The meeting was part of an ongoing advocacy campaign calling on Gov. Phil Murphy’s administration to reject a toxic gas-burning power plant. For nearly two years, activists across New Jersey have rallied, marched, lobbied, wrote letters, and spoke out at public meetings against the proposal.
In Hudson County, municipalities that passed a resolution against the NJ Transit proposal included: Hoboken, Jersey City, North Bergen, Secaucus, Union City, Weehawken, and West New York. The local activism also included a protest by the Don’t Gas the Meadowlands Coalition on both land and kayak.

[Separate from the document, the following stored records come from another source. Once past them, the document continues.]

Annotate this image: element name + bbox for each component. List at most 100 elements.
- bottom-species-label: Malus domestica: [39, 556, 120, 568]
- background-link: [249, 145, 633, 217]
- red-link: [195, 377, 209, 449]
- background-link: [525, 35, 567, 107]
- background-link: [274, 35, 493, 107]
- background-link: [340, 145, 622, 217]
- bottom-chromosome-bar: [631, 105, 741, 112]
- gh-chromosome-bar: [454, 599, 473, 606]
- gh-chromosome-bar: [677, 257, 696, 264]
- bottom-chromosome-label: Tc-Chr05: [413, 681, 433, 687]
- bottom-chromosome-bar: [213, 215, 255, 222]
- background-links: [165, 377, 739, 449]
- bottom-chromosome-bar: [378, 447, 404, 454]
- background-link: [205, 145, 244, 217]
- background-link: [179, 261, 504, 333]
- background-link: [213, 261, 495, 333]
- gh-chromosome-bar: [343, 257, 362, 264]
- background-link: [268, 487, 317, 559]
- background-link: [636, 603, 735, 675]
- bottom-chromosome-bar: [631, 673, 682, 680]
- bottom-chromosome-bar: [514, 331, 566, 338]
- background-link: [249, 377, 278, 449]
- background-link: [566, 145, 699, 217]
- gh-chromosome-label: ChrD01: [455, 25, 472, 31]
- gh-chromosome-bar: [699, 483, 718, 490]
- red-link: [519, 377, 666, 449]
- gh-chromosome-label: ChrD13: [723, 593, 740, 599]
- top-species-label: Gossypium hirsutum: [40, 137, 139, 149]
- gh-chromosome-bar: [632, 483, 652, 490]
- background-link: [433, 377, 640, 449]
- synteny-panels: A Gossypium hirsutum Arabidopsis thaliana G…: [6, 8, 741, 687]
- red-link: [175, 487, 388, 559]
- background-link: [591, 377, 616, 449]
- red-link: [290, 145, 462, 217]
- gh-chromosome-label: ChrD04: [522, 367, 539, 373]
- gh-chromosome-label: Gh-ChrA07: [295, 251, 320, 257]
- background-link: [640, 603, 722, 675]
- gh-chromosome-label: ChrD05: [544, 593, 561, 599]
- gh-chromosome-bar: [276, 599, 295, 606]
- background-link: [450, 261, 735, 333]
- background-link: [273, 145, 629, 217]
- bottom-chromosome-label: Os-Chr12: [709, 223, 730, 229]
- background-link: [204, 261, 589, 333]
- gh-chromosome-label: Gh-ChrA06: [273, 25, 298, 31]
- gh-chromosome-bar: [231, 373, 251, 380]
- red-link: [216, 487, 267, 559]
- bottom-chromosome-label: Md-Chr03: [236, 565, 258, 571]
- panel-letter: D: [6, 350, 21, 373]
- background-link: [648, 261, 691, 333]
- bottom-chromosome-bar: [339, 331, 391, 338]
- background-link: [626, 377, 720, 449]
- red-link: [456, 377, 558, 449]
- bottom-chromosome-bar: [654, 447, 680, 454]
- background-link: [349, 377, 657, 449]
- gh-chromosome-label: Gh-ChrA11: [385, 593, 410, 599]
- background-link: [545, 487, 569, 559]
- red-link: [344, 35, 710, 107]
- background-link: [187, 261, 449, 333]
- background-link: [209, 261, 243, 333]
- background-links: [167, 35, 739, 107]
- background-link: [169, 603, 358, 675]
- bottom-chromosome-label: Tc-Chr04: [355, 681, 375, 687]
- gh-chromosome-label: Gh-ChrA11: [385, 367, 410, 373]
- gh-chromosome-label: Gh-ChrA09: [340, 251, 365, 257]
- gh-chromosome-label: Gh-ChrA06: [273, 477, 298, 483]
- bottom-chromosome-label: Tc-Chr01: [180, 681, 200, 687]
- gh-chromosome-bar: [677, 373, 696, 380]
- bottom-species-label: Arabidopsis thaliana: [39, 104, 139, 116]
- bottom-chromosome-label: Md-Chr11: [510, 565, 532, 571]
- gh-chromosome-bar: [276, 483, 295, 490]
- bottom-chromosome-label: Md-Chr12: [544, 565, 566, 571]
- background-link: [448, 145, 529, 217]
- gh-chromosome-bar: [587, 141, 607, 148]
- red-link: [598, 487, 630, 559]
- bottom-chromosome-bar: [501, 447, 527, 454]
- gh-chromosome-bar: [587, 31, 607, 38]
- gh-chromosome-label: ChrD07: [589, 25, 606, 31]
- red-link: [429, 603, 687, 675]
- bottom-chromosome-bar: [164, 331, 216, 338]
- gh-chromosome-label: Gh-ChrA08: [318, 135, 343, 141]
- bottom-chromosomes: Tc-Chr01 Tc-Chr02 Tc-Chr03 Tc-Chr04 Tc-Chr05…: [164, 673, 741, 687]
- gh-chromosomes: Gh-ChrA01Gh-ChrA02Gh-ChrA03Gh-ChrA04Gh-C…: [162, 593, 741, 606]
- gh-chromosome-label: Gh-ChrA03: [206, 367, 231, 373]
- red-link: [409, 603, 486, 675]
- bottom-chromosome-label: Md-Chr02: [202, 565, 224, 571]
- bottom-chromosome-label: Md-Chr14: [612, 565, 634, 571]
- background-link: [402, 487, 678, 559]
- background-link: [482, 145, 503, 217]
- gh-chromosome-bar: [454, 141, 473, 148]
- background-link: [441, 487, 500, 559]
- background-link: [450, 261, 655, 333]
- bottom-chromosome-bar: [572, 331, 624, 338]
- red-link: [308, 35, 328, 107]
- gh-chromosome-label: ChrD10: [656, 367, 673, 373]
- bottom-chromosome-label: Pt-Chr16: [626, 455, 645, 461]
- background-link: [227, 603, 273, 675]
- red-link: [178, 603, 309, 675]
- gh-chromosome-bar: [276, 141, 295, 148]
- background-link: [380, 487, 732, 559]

In the fall of 2020, Governor Murphy directed NJ Transit to redesign the “Transitgrid” project to maximize the use of renewable energy. However, the updated Request for Proposals (RFP) from NJ Transit suggests that they still intend to build a massive new fossil fuel power plant in the Meadowlands.
“Despite direction from Governor Murphy to redesign the Transitgrid project to maximize renewable energy, which came after widespread opposition from 19 North Jersey municipalities and 14 state legislators and thousands of New Jersey residents, NJ Transit is still leaving the door wide open to dirty energy,” said Matt Smith, New Jersey Director of Food and Water Watch.
“Without decisive action now, the governor will be allowing NJ Transit to sink over $500 million dollars into an ill-conceived project that will foul the air and environment in one of the most pollution overburdened regions of the country,” Smith said. “If Governor Murphy is serious about his clean energy and climate commitments, he must order NJ Transit to redesign the ‘Transitgrid’ project without a massive new fossil fuel power plant.”
At the meeting, two public health experts, Dr. Sarah Evans (PhD, MPH of Mount Sinai) and Dr. Khalil Savary (MD of Rutgers Medical School) spoke about the risks to children’s health from fossil fuels and industrial pollution.
“Air pollutants emitted by gas-fired power plants are linked to a myriad of health effects including asthma, heart disease, cancer, impaired brain development, premature birth, and others,” said Evans. “Construction of this plant would be detrimental to the health of residents of Kearny as well neighboring towns, all of which are considered overburdened under New Jersey’s Environmental Justice Law.”
In addition to their work rallying the county against the proposed gas-burning power plant in Kearny, the Don’t Gas the Meadowlands Coalition has also been mobilizing residents against a proposed gas-burning power plant in the Ironbound section of Newark by the Passaic Valley Sewerage Commission.
Hudson County municipalities who have come out against that plant include: Bayonne, Hoboken, Jersey City, Secaucus, Union City, Weehawken, and West New York. Meanwhile, North Bergen has been petitioned by residents to join the cause, but has been resistant to “jumping on the bandwagon,” according to Mayor Nicholas Sacco.